Aunque ande en valle de sombra de muerte, no temeré mal alguno, porque tú estarás conmigo
(Salmo 23:4).

En la tierra de los gadarenos

El siguiente relato nos hace ver la acogida que el Señor tuvo en este mundo. Cuando llegó a la otra orilla del lago, en la tierra de los gadarenos, “vinieron a su encuentro dos endemoniados que salían de los sepulcros, feroces en gran manera, tanto que nadie podía pasar por aquel camino. Y clamaron diciendo: ¿Qué tienes con nosotros, Jesús, Hijo de Dios? ¿Has venido acá para atormentarnos antes de tiempo?”. ¡Qué imagen más espantosa del estado del hombre bajo el poder de Satanás representan estos dos endemoniados: el hombre feroz, que no puede dominarse y es peligroso para sus semejantes! ¡Qué horrible carácter del hombre caído por el pecado en las manos del enemigo! El pecado en el mundo, y por el pecado, la muerte, transformó este mundo en un sepulcro. En medio de estos seres y en esta situación, Jesús descendió para traer la liberación. Si “nadie podía pasar por aquel camino” (v. 28), él sí podía, y lo hizo en gracia para liberarnos.

Los demonios, mejor que los hombres, reconocen en Jesús al Hijo de Dios, quien los juzgará a su debido tiempo. Cuando un pecador recibe al Hijo de Dios como su Salvador, posee la salvación. Pero para los demonios no hay perdón, ni liberación; ellos lo saben. Aquellos pidieron al Señor que les permitiera entrar en el hato de cerdos que apacentaba no lejos de allí. Entonces estos animales se precipitaron desde un despeñadero y perecieron en las aguas. Sus guardas se fueron a la ciudad y contaron todo lo sucedido. “Y toda la ciudad salió al encuentro de Jesús; y cuando le vieron, le rogaron que se fuera de sus contornos”. ¡Triste cuadro de lo que sucedió cuando el Señor se presentó para liberar al hombre del poder del diablo! El hombre prefirió estar bajo la esclavitud de Satanás, a estar en la presencia de Dios en gracia, y esto causó a Israel su ruina definitiva. Porque semejantes a los cerdos que perecieron en las aguas, bajo la influencia de los demonios, los judíos fueron echados fuera de su territorio y engullidos en el mar de las naciones, hasta que ellos reconozcan a Aquel que rechazaron.

Observemos que la ciudad es mencionada aquí, no a causa de su importancia, sino de su carácter que, en la Palabra, siempre es malo. El hombre caído, bajo el poder de Satanás y echado de la presencia de Jehová (Génesis 4), se construyó una ciudad.

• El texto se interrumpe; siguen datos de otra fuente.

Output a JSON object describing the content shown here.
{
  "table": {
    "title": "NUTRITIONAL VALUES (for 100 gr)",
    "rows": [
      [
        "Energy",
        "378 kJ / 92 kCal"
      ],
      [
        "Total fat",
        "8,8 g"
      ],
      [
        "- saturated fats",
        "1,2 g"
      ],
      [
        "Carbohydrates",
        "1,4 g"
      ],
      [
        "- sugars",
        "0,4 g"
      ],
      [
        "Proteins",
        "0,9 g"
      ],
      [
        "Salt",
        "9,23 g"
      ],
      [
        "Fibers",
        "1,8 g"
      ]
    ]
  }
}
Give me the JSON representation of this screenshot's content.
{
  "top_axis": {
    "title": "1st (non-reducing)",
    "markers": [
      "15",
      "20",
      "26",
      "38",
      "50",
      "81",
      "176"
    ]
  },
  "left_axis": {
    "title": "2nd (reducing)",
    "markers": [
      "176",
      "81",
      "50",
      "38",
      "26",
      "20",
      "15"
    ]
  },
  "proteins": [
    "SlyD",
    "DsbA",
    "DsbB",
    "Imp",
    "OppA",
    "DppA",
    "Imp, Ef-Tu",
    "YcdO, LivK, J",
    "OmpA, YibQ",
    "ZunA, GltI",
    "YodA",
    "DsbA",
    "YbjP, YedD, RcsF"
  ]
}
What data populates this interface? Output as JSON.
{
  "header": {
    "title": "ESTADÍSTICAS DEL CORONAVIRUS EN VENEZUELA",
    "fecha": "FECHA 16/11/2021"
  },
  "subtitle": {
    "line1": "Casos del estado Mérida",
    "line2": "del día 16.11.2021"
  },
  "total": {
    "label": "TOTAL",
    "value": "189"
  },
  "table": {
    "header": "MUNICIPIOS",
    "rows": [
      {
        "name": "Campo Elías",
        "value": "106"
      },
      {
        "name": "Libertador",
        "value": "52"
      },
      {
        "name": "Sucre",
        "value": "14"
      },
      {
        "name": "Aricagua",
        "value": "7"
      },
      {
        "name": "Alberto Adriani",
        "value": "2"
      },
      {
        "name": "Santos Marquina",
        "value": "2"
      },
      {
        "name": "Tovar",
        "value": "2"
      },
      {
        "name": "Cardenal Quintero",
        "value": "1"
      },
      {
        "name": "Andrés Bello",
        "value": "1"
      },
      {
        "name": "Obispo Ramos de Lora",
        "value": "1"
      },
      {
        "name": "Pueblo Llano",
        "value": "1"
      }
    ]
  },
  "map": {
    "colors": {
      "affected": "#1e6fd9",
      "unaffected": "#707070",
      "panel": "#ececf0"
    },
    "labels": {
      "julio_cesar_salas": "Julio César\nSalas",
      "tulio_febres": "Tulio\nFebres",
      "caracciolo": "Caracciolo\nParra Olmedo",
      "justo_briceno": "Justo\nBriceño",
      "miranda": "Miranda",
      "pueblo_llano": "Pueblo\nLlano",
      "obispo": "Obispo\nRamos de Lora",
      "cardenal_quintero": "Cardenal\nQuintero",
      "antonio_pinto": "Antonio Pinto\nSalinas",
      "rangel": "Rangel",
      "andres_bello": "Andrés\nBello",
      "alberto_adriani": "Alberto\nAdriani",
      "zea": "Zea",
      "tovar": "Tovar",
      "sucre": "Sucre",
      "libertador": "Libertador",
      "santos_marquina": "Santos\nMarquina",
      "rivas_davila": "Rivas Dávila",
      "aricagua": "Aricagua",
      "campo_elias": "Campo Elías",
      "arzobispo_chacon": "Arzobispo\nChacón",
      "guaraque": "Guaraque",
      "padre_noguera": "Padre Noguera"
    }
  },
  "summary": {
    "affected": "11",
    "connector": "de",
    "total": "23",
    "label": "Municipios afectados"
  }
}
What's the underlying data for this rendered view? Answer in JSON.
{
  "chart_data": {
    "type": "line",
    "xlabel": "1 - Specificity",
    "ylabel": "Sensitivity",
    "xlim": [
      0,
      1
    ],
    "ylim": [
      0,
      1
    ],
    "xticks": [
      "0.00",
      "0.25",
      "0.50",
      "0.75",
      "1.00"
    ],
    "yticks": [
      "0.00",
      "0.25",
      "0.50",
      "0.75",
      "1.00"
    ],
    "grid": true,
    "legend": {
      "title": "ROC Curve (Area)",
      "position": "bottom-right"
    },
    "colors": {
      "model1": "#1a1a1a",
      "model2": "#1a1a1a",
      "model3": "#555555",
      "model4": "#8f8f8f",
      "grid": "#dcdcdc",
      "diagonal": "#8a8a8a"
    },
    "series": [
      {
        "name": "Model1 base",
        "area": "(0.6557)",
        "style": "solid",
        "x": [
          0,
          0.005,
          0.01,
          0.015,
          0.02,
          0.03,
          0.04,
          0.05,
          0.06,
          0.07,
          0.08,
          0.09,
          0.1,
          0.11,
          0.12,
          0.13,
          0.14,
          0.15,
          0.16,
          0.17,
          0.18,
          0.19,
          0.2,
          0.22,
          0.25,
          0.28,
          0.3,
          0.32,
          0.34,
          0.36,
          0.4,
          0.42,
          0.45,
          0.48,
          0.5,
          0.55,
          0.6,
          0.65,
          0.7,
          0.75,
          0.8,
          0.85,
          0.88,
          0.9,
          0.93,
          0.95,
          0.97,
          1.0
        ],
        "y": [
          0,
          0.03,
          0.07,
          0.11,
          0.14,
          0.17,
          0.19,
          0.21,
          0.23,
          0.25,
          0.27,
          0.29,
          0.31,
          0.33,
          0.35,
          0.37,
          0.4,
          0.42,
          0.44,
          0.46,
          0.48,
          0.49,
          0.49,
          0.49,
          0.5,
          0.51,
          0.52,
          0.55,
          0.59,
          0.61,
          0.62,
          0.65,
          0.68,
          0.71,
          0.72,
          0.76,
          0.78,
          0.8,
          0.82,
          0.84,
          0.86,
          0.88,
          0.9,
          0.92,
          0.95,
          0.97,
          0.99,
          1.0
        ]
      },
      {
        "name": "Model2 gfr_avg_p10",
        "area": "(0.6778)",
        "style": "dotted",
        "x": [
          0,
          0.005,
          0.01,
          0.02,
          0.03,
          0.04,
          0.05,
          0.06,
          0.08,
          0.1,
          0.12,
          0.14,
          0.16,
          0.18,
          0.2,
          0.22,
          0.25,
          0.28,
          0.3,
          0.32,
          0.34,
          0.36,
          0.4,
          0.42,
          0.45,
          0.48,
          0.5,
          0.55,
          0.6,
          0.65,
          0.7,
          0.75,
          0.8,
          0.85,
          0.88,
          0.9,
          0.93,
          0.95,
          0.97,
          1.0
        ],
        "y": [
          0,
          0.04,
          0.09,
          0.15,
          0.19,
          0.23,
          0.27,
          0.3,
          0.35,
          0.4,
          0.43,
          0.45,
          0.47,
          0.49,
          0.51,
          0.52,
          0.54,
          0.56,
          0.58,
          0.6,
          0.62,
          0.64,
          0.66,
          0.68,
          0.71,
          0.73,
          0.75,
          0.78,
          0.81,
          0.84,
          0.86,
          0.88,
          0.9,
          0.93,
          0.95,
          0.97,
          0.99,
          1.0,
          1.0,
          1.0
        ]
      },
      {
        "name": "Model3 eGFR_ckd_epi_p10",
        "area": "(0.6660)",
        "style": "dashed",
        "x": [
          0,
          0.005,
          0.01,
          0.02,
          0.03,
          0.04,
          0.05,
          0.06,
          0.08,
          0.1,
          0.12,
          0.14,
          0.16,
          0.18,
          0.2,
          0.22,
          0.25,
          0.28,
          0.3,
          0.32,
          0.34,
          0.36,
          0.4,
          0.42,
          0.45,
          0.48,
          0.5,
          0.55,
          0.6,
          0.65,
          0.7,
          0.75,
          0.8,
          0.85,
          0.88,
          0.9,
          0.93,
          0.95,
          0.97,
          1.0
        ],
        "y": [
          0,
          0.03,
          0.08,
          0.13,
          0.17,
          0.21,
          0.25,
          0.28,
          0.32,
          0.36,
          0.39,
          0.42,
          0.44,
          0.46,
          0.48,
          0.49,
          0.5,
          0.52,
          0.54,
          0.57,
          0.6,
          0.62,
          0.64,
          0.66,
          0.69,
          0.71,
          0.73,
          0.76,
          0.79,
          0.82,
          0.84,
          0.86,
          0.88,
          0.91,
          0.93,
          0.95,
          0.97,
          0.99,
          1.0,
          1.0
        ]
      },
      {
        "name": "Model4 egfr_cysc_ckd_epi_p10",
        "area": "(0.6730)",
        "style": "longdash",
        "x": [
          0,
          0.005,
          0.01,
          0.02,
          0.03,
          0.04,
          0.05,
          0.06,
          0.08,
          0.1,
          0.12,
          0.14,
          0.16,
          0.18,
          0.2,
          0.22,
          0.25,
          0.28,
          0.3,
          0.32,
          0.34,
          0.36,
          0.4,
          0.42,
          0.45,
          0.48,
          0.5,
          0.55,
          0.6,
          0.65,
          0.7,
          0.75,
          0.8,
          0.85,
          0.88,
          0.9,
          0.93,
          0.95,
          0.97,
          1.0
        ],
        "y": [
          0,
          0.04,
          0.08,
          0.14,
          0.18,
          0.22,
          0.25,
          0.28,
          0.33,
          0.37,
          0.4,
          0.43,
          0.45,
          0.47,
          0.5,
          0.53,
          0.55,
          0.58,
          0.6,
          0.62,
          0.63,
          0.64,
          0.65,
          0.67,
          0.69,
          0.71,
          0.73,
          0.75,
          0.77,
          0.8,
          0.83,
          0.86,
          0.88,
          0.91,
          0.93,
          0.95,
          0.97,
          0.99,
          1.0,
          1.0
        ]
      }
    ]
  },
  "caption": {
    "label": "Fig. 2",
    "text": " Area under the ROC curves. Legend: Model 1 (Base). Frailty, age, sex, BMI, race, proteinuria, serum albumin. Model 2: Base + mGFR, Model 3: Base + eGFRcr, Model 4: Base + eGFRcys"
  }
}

Esta ciudad, figura del mundo con todos sus placeres, parece procurarle todo lo que es necesario para hacer soportable la presencia de Satanás y las consecuencias del pecado. Cuando Dios se presenta en gracia para liberarlo, el hombre le ruega, por decirlo así, que se retire, como lo hicieron los gadarenos. Más tarde las multitudes clamaron en Jerusalén: “¡Fuera, fuera, crucifícale!”. “No queremos que este reine sobre nosotros” (Juan 19:15; Lucas 19:14). Por lo tanto, desde el rechazamiento de Cristo, lo que caracteriza al mundo entero y no solo a los judíos, es que Satanás, a quien se prefirió en lugar de Cristo, llegó a ser el príncipe del mundo. No obstante, Dios no cesa de ofrecer su gracia a cada uno, desplegando su gran paciencia para con todos los hombres. Les pide con insistencia que se reconcilien con él, para evitar la ira venidera. ¡Qué posición más horrorosa para la gente del mundo en el día del juicio! ¡Acepte usted sin tardar la gracia que le es ofrecida hoy, a fin de poder esperar del cielo a Jesús que nos libera de la ira venidera! (1 Tesalonicenses 1:10).